Фальшивая, кривая, подлая ухмылка.
– Ничего не натворил. Это ошибка. Они говорят, что я взорвал супермаркет. Может, и меня стоило бы спросить? Даже допроса не было. И адвоката не дали.
– Поговорю и об этом. А ты хочешь какого-то конкретного адвоката?
– Пока не знаю. Надо подумать.
– Вот ты и ответил на свой вопрос насчет адвоката. А с матерью говорил?
– И с матерью не говорил.
– Это я могу устроить.
– Скажу спасибо.
– Да… правильно сделаешь. Но я хочу с тобой кое о чем поговорить.

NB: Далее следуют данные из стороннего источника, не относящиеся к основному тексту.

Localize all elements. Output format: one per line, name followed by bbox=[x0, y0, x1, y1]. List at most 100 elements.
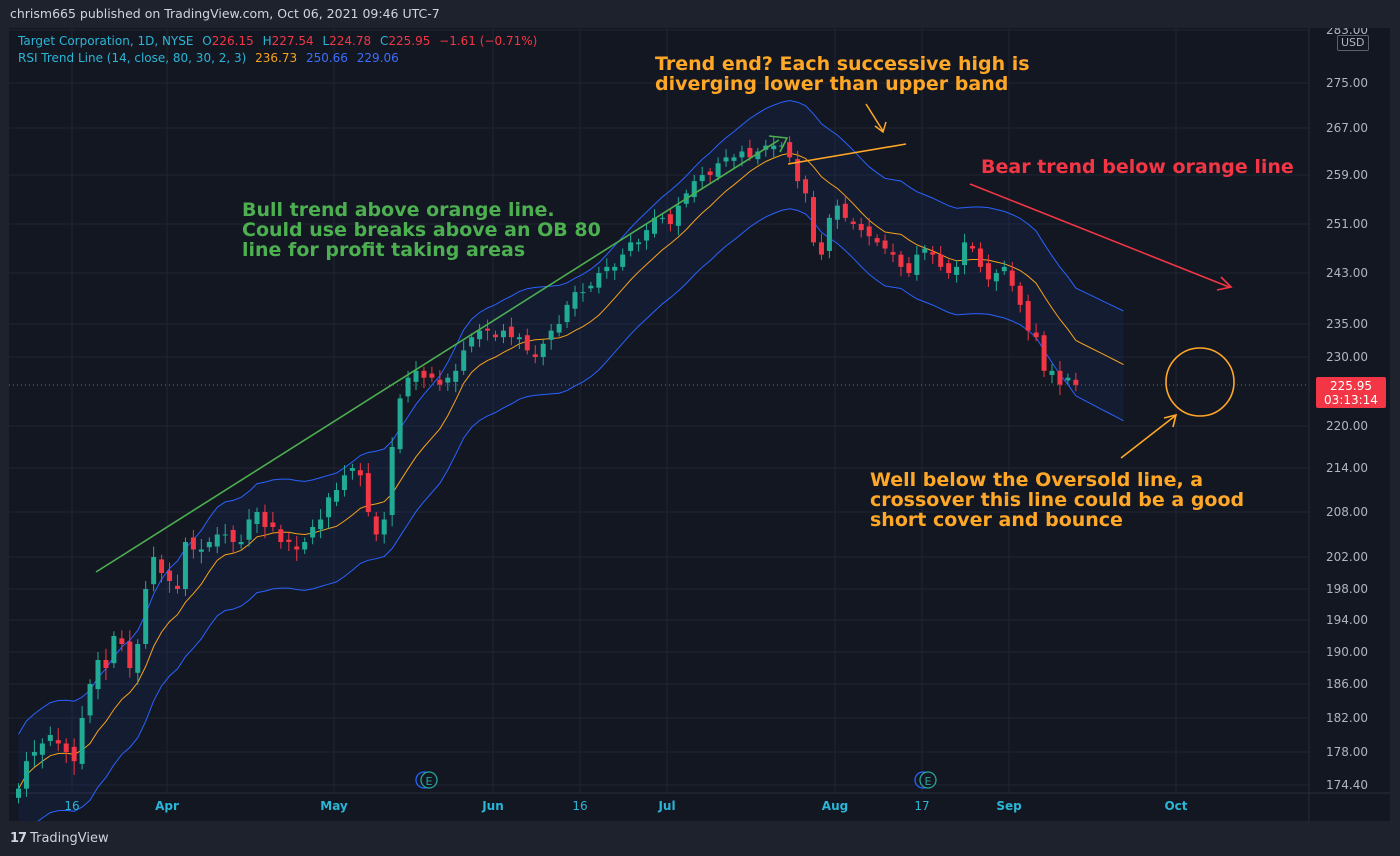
candle-body bbox=[588, 285, 594, 289]
earnings-badge: E bbox=[415, 771, 438, 789]
candle-body bbox=[302, 542, 308, 550]
chart-pane[interactable]: E E 174.40 178.00 182.00 186.00 190.00 194.00 19… bbox=[9, 28, 1390, 821]
candle-body bbox=[190, 537, 196, 550]
candle-body bbox=[652, 217, 657, 234]
time-tick-label: 16 bbox=[64, 799, 79, 813]
bear-trend-line bbox=[969, 183, 1230, 288]
symbol-title[interactable]: Target Corporation, 1D, NYSE bbox=[18, 34, 194, 48]
candle-body bbox=[739, 151, 745, 158]
price-tick-label: 267.00 bbox=[1326, 121, 1368, 135]
candle-body bbox=[834, 205, 840, 220]
price-chart[interactable]: E E 174.40 178.00 182.00 186.00 190.00 194.00 19… bbox=[9, 28, 1390, 821]
candle-body bbox=[31, 752, 37, 756]
candle-body bbox=[842, 203, 848, 218]
candle-body bbox=[286, 539, 292, 542]
publish-header: chrism665 published on TradingView.com, … bbox=[0, 0, 1400, 28]
annotation-bear-trend[interactable]: Bear trend below orange line bbox=[981, 156, 1294, 178]
candle-body bbox=[357, 470, 363, 476]
time-tick-label: 17 bbox=[914, 799, 929, 813]
bull-arrow-head bbox=[768, 135, 789, 153]
indicator-mid-value: 236.73 bbox=[255, 51, 298, 65]
indicator-title[interactable]: RSI Trend Line (14, close, 80, 30, 2, 3) bbox=[18, 51, 247, 65]
candle-body bbox=[675, 205, 681, 226]
candle-body bbox=[230, 530, 236, 542]
price-tick-label: 190.00 bbox=[1326, 645, 1368, 659]
candle-body bbox=[1033, 332, 1039, 338]
tradingview-logo[interactable]: 17 TradingView bbox=[10, 831, 109, 846]
close-label: C bbox=[379, 34, 389, 48]
candle-body bbox=[771, 145, 777, 150]
candle-body bbox=[381, 519, 387, 535]
candle-body bbox=[23, 761, 29, 789]
candle-body bbox=[1025, 301, 1031, 331]
candle-body bbox=[850, 221, 856, 224]
candle-body bbox=[373, 516, 379, 535]
open-label: O bbox=[202, 34, 212, 48]
candle-body bbox=[811, 197, 816, 243]
price-tick-label: 214.00 bbox=[1326, 461, 1368, 475]
candle-body bbox=[55, 740, 61, 744]
candle-body bbox=[405, 377, 411, 397]
candle-body bbox=[349, 468, 355, 471]
price-tick-label: 230.00 bbox=[1326, 350, 1368, 364]
candle-body bbox=[604, 266, 610, 272]
candle-body bbox=[341, 475, 347, 490]
candle-body bbox=[993, 273, 999, 282]
annotation-oversold[interactable]: Well below the Oversold line, a crossove… bbox=[870, 469, 1245, 531]
top-note-arrow bbox=[865, 103, 884, 132]
symbol-legend: Target Corporation, 1D, NYSE O226.15 H22… bbox=[18, 34, 542, 48]
candle-body bbox=[206, 542, 212, 548]
time-tick-label: Apr bbox=[155, 799, 179, 813]
candle-body bbox=[596, 273, 602, 288]
oversold-note-arrow-head bbox=[1163, 413, 1178, 428]
candle-body bbox=[580, 292, 586, 294]
change-value: −1.61 (−0.71%) bbox=[439, 34, 538, 48]
candle-body bbox=[493, 334, 498, 338]
candle-body bbox=[707, 171, 713, 175]
annotation-bull-trend[interactable]: Bull trend above orange line. Could use … bbox=[242, 199, 601, 261]
price-tick-label: 235.00 bbox=[1326, 317, 1368, 331]
low-value: 224.78 bbox=[329, 34, 372, 48]
candle-body bbox=[818, 242, 824, 255]
time-axis: 16 Apr May Jun 16 Jul Aug 17 Sep Oct bbox=[64, 799, 1187, 813]
candle-body bbox=[755, 151, 761, 160]
price-tick-label: 198.00 bbox=[1326, 582, 1368, 596]
mid-band-line bbox=[18, 152, 1124, 789]
time-tick-label: Aug bbox=[822, 799, 848, 813]
candle-body bbox=[103, 660, 109, 668]
open-value: 226.15 bbox=[211, 34, 254, 48]
price-tick-label: 178.00 bbox=[1326, 745, 1368, 759]
candle-body bbox=[747, 147, 753, 158]
earnings-badge-circle bbox=[420, 771, 438, 789]
candle-body bbox=[731, 157, 737, 161]
tv-brand-text: TradingView bbox=[30, 831, 109, 846]
candle-body bbox=[429, 373, 435, 378]
candle-body bbox=[334, 490, 339, 502]
price-tick-label: 243.00 bbox=[1326, 266, 1368, 280]
currency-button[interactable]: USD bbox=[1337, 35, 1369, 51]
candle-body bbox=[1017, 285, 1023, 305]
earnings-badge-label: E bbox=[925, 775, 932, 788]
time-tick-label: Oct bbox=[1164, 799, 1187, 813]
candle-body bbox=[977, 248, 983, 267]
price-tick-label: 186.00 bbox=[1326, 677, 1368, 691]
last-price-tag: 225.95 03:13:14 bbox=[1316, 377, 1386, 408]
candle-body bbox=[71, 746, 77, 762]
candle-body bbox=[500, 330, 506, 338]
candle-body bbox=[413, 370, 419, 382]
grid-lines bbox=[9, 28, 1309, 793]
annotation-trend-end[interactable]: Trend end? Each successive high is diver… bbox=[655, 53, 1030, 95]
candle-body bbox=[946, 263, 952, 273]
earnings-badge-circle bbox=[919, 771, 937, 789]
time-tick-label: Jul bbox=[657, 799, 675, 813]
candle-body bbox=[47, 735, 53, 741]
price-tick-label: 283.00 bbox=[1326, 28, 1368, 37]
time-tick-label: Sep bbox=[996, 799, 1022, 813]
candle-body bbox=[151, 557, 157, 585]
candle-body bbox=[175, 585, 180, 589]
candle-body bbox=[803, 179, 809, 194]
candle-body bbox=[564, 304, 570, 323]
candle-body bbox=[866, 226, 872, 237]
candle-body bbox=[135, 644, 141, 673]
candle-body bbox=[95, 660, 101, 690]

Никола мысленно подобрался и сосредоточился. Жди ловушку.
– Они и Хамона взяли, – сказал Симон. – Только он в другом конце коридора, чтобы не было этих «постучи-в-стенку» затей.
Николу вновь начал бить озноб.
– Но это неважно… поговоришь со следователем, который ведет дело. Не моя забота. Мне интересно другое: что ты можешь порассказать про разборку? Ты знаешь, о чем я. Суд Исака.